Adapun aplikasi layanan yang dimaksud seperti e-Faktur Desktop, e-Faktur Host to Host, e-Faktur Web, VAT Refund, dan e-Nofa Online.
“PPN menjadi 11 persen berarti kita harus mengubah sistem di aplikasi e-faktur.
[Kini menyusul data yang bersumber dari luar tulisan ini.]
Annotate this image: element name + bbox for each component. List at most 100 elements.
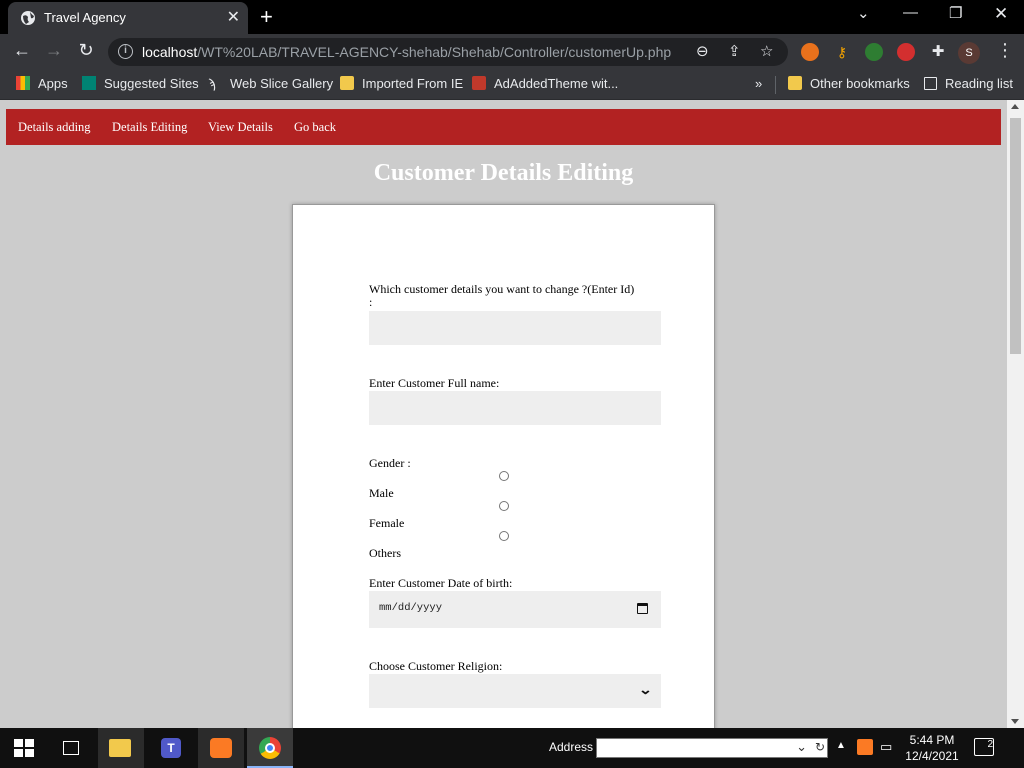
bookmarks-bar: Apps Suggested Sites ϡ Web Slice Gallery … xyxy=(0,70,1024,100)
site-info-icon[interactable]: i xyxy=(118,44,133,59)
calendar-icon[interactable] xyxy=(637,603,648,614)
scroll-down-arrow-icon[interactable] xyxy=(1011,719,1019,724)
teams-icon: T xyxy=(161,738,181,758)
gender-female-radio[interactable] xyxy=(499,501,509,511)
nav-details-adding[interactable]: Details adding xyxy=(18,120,91,135)
tab-title: Travel Agency xyxy=(44,10,126,25)
chevron-down-icon: ⌄ xyxy=(638,682,653,697)
religion-select[interactable]: ⌄ xyxy=(369,674,661,708)
site-navbar: Details adding Details Editing View Deta… xyxy=(6,109,1001,145)
bookmarks-divider xyxy=(775,76,776,94)
key-extension-icon[interactable]: ⚷ xyxy=(833,43,851,61)
windows-taskbar: T Address ⌄ ↻ ▲ ▭ 5:44 PM 12/4/2021 2 xyxy=(0,728,1024,768)
close-window-icon[interactable]: ✕ xyxy=(994,4,1008,24)
minimize-icon[interactable]: — xyxy=(903,4,918,21)
theme-icon xyxy=(472,76,486,90)
reload-icon[interactable]: ↻ xyxy=(74,40,98,61)
bookmarks-overflow-button[interactable]: » xyxy=(755,76,762,91)
gender-female-label: Female xyxy=(369,516,405,530)
teams-button[interactable]: T xyxy=(148,728,194,768)
customer-id-input[interactable] xyxy=(369,311,661,345)
gender-others-label: Others xyxy=(369,546,401,560)
notification-count: 2 xyxy=(987,739,993,750)
file-explorer-icon xyxy=(109,739,131,757)
form-card: Which customer details you want to chang… xyxy=(292,204,715,728)
start-button[interactable] xyxy=(0,728,46,768)
file-explorer-button[interactable] xyxy=(98,728,144,768)
bookmark-apps[interactable]: Apps xyxy=(16,76,68,91)
battery-icon[interactable]: ▭ xyxy=(880,739,892,755)
address-toolbar-input[interactable]: ⌄ ↻ xyxy=(596,738,828,758)
windows-logo-icon xyxy=(14,739,34,757)
scrollbar-thumb[interactable] xyxy=(1010,118,1021,354)
xampp-icon xyxy=(210,738,232,758)
page-scrollbar[interactable] xyxy=(1007,100,1024,728)
task-view-icon xyxy=(63,741,79,755)
gender-others-radio[interactable] xyxy=(499,531,509,541)
back-arrow-icon[interactable]: ← xyxy=(10,40,34,61)
scroll-up-arrow-icon[interactable] xyxy=(1011,104,1019,109)
religion-label: Choose Customer Religion: xyxy=(369,659,503,673)
profile-avatar[interactable]: S xyxy=(958,42,980,64)
nav-details-editing[interactable]: Details Editing xyxy=(112,120,187,135)
page-title: Customer Details Editing xyxy=(373,160,634,186)
browser-tab[interactable]: Travel Agency ✕ xyxy=(8,2,248,34)
restore-icon[interactable]: ❐ xyxy=(949,4,962,22)
full-name-label: Enter Customer Full name: xyxy=(369,376,500,390)
xampp-tray-icon[interactable] xyxy=(857,739,873,755)
bookmark-imported-from-ie[interactable]: Imported From IE xyxy=(340,76,463,91)
extension-green-icon[interactable] xyxy=(865,43,883,61)
address-go-icon[interactable]: ↻ xyxy=(815,740,825,754)
notifications-icon[interactable]: 2 xyxy=(974,738,994,756)
gender-male-label: Male xyxy=(369,486,394,500)
bookmark-suggested-sites[interactable]: Suggested Sites xyxy=(82,76,199,91)
customer-id-label-colon: : xyxy=(369,295,373,309)
dob-date-input[interactable]: mm/dd/yyyy xyxy=(369,591,661,628)
extension-orange-icon[interactable] xyxy=(801,43,819,61)
zoom-icon[interactable]: ⊖ xyxy=(696,42,709,60)
bing-icon xyxy=(82,76,96,90)
bookmark-adaddedtheme[interactable]: AdAddedTheme wit... xyxy=(472,76,618,91)
reading-list-button[interactable]: Reading list xyxy=(924,76,1013,91)
browser-toolbar: ← → ↻ i localhost/WT%20LAB/TRAVEL-AGENCY… xyxy=(0,34,1024,70)
bookmark-web-slice-gallery[interactable]: ϡ Web Slice Gallery xyxy=(208,76,333,91)
gender-label: Gender : xyxy=(369,456,411,470)
customer-id-label: Which customer details you want to chang… xyxy=(369,282,635,296)
tab-strip: Travel Agency ✕ + ⌄ — ❐ ✕ xyxy=(0,0,1024,34)
nav-view-details[interactable]: View Details xyxy=(208,120,273,135)
tray-overflow-icon[interactable]: ▲ xyxy=(836,740,846,751)
nav-go-back[interactable]: Go back xyxy=(294,120,336,135)
xampp-button[interactable] xyxy=(198,728,244,768)
full-name-input[interactable] xyxy=(369,391,661,425)
dob-placeholder: mm/dd/yyyy xyxy=(379,602,443,614)
gender-male-radio[interactable] xyxy=(499,471,509,481)
chrome-taskbar-button[interactable] xyxy=(247,728,293,768)
address-toolbar-label: Address xyxy=(549,740,594,754)
forward-arrow-icon[interactable]: → xyxy=(42,40,66,61)
close-tab-icon[interactable]: ✕ xyxy=(227,7,240,27)
folder-icon xyxy=(788,76,802,90)
clock-date: 12/4/2021 xyxy=(905,749,959,763)
folder-icon xyxy=(340,76,354,90)
clock-time: 5:44 PM xyxy=(909,733,955,747)
menu-kebab-icon[interactable]: ⋮ xyxy=(996,40,1014,61)
globe-icon xyxy=(21,11,35,25)
share-icon[interactable]: ⇪ xyxy=(728,42,741,60)
page-viewport: Details adding Details Editing View Deta… xyxy=(0,100,1024,728)
url-text[interactable]: localhost/WT%20LAB/TRAVEL-AGENCY-shehab/… xyxy=(142,44,671,60)
task-view-button[interactable] xyxy=(48,728,94,768)
apps-grid-icon xyxy=(16,76,30,90)
chrome-icon xyxy=(259,737,281,759)
dob-label: Enter Customer Date of birth: xyxy=(369,576,513,590)
system-clock[interactable]: 5:44 PM 12/4/2021 xyxy=(900,732,964,764)
tab-search-icon[interactable]: ⌄ xyxy=(857,4,870,22)
new-tab-icon[interactable]: + xyxy=(260,4,273,30)
adblock-icon[interactable] xyxy=(897,43,915,61)
web-slice-icon: ϡ xyxy=(208,76,216,91)
address-bar[interactable]: i localhost/WT%20LAB/TRAVEL-AGENCY-sheha… xyxy=(108,38,788,66)
extensions-puzzle-icon[interactable]: ✚ xyxy=(929,43,947,61)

Tadi malam mulai setengah 1, kita sudah mulai melakukan pemutakhiran administrasinya,” kata Direktur Jenderal Pajak Kementerian Keuangan (DJP Kemenkeu) Suryo Utomo dalam jumpa pers secara daring yang dipantau di Jakarta, Jumat, 01/04/2022.
“Saat ini pemerintah sedang menyusun peraturan pemerintah tentang kenaikan PPN. Termasuk di dalamnya diatur terkait Barang Kena Pajak (BKP) dan Jasa Kena Pajak (JKP) baru yang diberi fasilitas pembebasan PPN atau tidak dikenakan PPN berdasarkan Undang-Undang Nomor 7 Tahun 2021 tentang Harmonisasi Peraturan Perpajakan (UU HPP),” jelas Direktur Peraturan Perpajakan I Direktorat Jenderal Pajak Kemenkeu Hestu Yoga Saksama.
Baca: TOP Digital Awards 2021: Ini Inovasi Solusi Bisnis Unggulan Direktorat TIK Ditjen Pajak Kemenkeu RI
Ia mengatakan BKP dan JKP yang diberi fasilitas pembebasan PPN pun tidak lantas harus dipungut PPN di 1 April 2022 terlebih dahulu karena peraturan pemerintah pembebasannya belum terbit.
“Jadi tidak perlu ada kekhawatiran bahwa di 1 April 2021 jasa pendidikan harus dikenakan PPN dulu. Nanti ada pasal transisinya bahwa pembebasan sudah mulai berlaku di 1 April 2022,” katanya.
Heru menegaskan bahwa pemerintah berkomitmen untuk tidak membebani masyarakat dengan administrasi perpajakan, tetapi berharap setiap transaksi ekonomi yang dilaksanakan masyarakat dapat tercatat dengan menjadikan BKP dan JKP.
Sebelumnya, pemerintah melalui Kementerian Keuangan resmi menaikkan tarif PPN dari 10 persen menjadi 11 persen mulai 1 April 2022 yang merupakan amanat pasal 7 Undang-Undang Nomor 7 Tahun 2021 tentang Harmonisasi Peraturan Perpajakan (UU HPP).
Menurut Kemenkeu kebijakan tersebut merupakan bagian tidak terpisahkan dari reformasi perpajakan dan konsolidasi fiskal sebagai fondasi sistem perpajakan yang lebih adil, optimal dan berkelanjutan.